Bunuel wrote:
If pq/10 is an integer, is p/5 an integer?
(1) q/2 is an integer
(2) p is a prime number
pq/10 can also be written as p/5 * q/2: this product is given to be an integer. We have to determine whether p/5 is an integer or not.
(1) q/2 is an integer. And product of this integer q/2 with p/5 is also an integer. Now in this case p/5 could be integer or it could be not.
Eg, say q/2 is 4, and p/5 is 1, then the product 4*1 is an integer. Or say q/2 is 4 and p/5 is 0.5, here also the product 4*0.5 is an integer.
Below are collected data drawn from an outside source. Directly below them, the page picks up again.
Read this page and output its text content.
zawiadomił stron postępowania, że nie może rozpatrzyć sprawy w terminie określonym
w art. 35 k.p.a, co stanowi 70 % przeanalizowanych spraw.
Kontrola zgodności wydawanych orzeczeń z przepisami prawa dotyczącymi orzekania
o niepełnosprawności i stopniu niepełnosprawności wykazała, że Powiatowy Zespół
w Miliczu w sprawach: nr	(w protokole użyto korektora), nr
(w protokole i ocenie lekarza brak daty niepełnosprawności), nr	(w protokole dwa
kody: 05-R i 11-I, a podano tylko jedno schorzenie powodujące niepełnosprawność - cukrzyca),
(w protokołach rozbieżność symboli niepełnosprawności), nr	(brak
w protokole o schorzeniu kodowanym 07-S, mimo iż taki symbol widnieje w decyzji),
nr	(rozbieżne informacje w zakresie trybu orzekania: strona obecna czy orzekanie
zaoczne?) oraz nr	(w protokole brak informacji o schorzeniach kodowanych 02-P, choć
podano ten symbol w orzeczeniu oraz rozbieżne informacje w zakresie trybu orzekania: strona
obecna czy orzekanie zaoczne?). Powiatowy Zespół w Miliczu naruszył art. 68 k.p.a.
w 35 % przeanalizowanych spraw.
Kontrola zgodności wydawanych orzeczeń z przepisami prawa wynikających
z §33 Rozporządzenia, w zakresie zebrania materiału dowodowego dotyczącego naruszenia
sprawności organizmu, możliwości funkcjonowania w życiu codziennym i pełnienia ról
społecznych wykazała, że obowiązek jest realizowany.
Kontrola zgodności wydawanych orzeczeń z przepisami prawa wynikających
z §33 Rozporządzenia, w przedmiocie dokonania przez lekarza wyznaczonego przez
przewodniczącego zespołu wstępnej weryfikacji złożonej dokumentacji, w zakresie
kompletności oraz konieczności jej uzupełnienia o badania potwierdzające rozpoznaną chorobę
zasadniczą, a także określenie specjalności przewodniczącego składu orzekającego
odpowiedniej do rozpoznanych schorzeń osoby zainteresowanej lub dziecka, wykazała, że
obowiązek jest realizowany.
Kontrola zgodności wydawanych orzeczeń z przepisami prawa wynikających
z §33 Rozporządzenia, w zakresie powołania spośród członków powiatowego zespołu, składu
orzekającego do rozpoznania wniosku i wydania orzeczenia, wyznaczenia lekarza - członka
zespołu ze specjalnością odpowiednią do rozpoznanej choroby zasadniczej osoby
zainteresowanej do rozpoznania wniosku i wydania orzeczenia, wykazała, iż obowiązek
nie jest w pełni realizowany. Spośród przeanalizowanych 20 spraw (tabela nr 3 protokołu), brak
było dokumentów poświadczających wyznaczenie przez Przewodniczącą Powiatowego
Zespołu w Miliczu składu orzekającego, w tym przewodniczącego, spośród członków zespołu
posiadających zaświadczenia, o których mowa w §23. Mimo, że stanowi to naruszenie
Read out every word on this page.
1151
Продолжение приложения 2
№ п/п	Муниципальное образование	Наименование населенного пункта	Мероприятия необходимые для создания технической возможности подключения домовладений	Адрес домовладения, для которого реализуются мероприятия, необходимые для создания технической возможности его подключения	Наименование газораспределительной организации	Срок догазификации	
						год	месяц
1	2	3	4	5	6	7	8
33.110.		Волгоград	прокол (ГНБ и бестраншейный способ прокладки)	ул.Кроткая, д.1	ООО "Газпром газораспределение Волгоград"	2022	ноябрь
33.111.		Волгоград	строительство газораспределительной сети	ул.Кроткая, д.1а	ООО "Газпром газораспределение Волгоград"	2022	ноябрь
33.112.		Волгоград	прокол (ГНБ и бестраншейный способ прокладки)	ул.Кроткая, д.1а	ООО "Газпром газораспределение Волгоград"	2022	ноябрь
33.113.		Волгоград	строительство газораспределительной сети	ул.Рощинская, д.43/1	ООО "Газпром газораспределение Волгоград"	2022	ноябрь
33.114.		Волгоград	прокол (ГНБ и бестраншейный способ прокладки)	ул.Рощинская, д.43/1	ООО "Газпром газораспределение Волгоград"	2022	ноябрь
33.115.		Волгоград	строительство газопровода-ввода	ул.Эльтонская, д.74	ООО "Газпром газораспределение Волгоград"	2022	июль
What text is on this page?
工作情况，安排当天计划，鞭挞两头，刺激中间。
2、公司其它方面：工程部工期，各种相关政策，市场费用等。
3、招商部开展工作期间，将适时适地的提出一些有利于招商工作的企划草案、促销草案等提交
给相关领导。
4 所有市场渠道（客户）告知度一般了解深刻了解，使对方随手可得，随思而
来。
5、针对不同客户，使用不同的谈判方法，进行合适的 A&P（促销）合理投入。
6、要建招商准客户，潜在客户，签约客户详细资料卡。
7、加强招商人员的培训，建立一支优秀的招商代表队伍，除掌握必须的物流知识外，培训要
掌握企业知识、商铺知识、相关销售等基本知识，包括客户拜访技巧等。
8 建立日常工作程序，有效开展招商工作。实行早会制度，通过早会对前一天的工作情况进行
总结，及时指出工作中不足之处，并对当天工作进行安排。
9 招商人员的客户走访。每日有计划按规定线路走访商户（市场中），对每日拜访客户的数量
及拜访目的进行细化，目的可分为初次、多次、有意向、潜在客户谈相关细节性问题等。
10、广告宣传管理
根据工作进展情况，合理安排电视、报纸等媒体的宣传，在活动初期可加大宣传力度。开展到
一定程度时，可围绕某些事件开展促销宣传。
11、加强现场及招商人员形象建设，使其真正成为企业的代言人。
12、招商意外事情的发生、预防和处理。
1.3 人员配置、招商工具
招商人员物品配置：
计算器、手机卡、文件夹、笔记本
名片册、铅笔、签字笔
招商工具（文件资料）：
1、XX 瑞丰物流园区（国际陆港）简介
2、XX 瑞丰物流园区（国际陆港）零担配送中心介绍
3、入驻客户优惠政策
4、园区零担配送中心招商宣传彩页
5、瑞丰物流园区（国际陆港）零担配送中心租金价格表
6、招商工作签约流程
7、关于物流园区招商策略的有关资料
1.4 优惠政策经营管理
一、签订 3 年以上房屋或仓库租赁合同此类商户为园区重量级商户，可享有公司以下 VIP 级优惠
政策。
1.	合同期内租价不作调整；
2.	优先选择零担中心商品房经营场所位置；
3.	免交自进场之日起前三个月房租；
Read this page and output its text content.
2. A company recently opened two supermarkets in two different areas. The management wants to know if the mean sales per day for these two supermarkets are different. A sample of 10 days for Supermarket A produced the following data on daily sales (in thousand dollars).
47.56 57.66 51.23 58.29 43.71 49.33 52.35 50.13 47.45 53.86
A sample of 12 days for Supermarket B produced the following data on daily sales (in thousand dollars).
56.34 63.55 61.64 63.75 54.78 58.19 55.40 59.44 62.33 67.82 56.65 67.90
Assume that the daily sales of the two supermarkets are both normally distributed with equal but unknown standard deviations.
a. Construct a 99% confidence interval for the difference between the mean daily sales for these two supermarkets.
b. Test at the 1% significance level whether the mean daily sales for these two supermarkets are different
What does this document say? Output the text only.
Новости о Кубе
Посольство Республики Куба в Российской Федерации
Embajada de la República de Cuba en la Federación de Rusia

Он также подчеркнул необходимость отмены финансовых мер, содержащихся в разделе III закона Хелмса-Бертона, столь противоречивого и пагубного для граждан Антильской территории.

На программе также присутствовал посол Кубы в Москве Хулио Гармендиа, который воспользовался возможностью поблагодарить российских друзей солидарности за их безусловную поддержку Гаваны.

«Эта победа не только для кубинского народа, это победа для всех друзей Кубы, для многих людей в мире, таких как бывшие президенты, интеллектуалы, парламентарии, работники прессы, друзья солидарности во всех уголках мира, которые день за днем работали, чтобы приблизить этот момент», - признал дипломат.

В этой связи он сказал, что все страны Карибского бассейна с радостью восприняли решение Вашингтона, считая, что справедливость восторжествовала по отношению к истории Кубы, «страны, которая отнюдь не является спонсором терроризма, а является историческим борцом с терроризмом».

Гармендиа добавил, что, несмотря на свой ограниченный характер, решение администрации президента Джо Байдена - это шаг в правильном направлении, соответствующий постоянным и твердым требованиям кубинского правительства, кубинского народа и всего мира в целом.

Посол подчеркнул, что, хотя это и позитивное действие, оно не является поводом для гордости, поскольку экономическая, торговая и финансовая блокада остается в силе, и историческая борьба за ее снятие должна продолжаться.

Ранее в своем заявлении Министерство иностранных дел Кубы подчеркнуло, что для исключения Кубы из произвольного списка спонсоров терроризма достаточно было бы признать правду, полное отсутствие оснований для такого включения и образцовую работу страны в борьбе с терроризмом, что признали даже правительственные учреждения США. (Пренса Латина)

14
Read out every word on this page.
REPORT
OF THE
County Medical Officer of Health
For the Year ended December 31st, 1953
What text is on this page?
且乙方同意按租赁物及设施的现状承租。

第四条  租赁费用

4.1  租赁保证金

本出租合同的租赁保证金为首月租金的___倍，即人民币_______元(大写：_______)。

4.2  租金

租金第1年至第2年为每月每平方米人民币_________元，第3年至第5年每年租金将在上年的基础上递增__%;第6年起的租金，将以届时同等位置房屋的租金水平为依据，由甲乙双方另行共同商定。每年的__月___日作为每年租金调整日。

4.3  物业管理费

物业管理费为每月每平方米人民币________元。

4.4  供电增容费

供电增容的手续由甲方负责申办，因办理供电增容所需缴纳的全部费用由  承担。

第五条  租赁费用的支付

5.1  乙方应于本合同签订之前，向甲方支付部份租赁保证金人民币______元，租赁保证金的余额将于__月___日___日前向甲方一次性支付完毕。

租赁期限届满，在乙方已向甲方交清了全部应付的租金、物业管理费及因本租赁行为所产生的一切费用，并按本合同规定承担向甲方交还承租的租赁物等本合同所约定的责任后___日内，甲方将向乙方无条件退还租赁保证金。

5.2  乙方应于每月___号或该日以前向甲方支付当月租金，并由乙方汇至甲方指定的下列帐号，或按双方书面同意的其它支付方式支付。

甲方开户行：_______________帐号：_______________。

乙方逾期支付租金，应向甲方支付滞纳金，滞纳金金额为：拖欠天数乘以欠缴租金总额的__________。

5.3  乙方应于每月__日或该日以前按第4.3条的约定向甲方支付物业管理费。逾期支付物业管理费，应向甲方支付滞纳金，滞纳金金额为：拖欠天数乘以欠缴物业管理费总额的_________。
So we cannot be sure whether p/5 is an integer or not.
Not sufficient.
(2) This is definitely not sufficient. Eg if p is 5, then p/5 is an integer. But if p is 2, then p/5 is not an integer. '
Not sufficient.
Combining the two statements, p is a prime number, q/2 is an integer, and the product of q/2 * p/5 is also integer.
So lets say, q/2 = 4, p=5. Here the product 4*5 is an integer, p is a prime number and p/5 is an integer.
Now lets say, q/2 = 5, p=2. Here the product 5*2 is an integer, p is a prime number BUT p/5 is NOT an integer.
Not sufficient. Hence
E answer.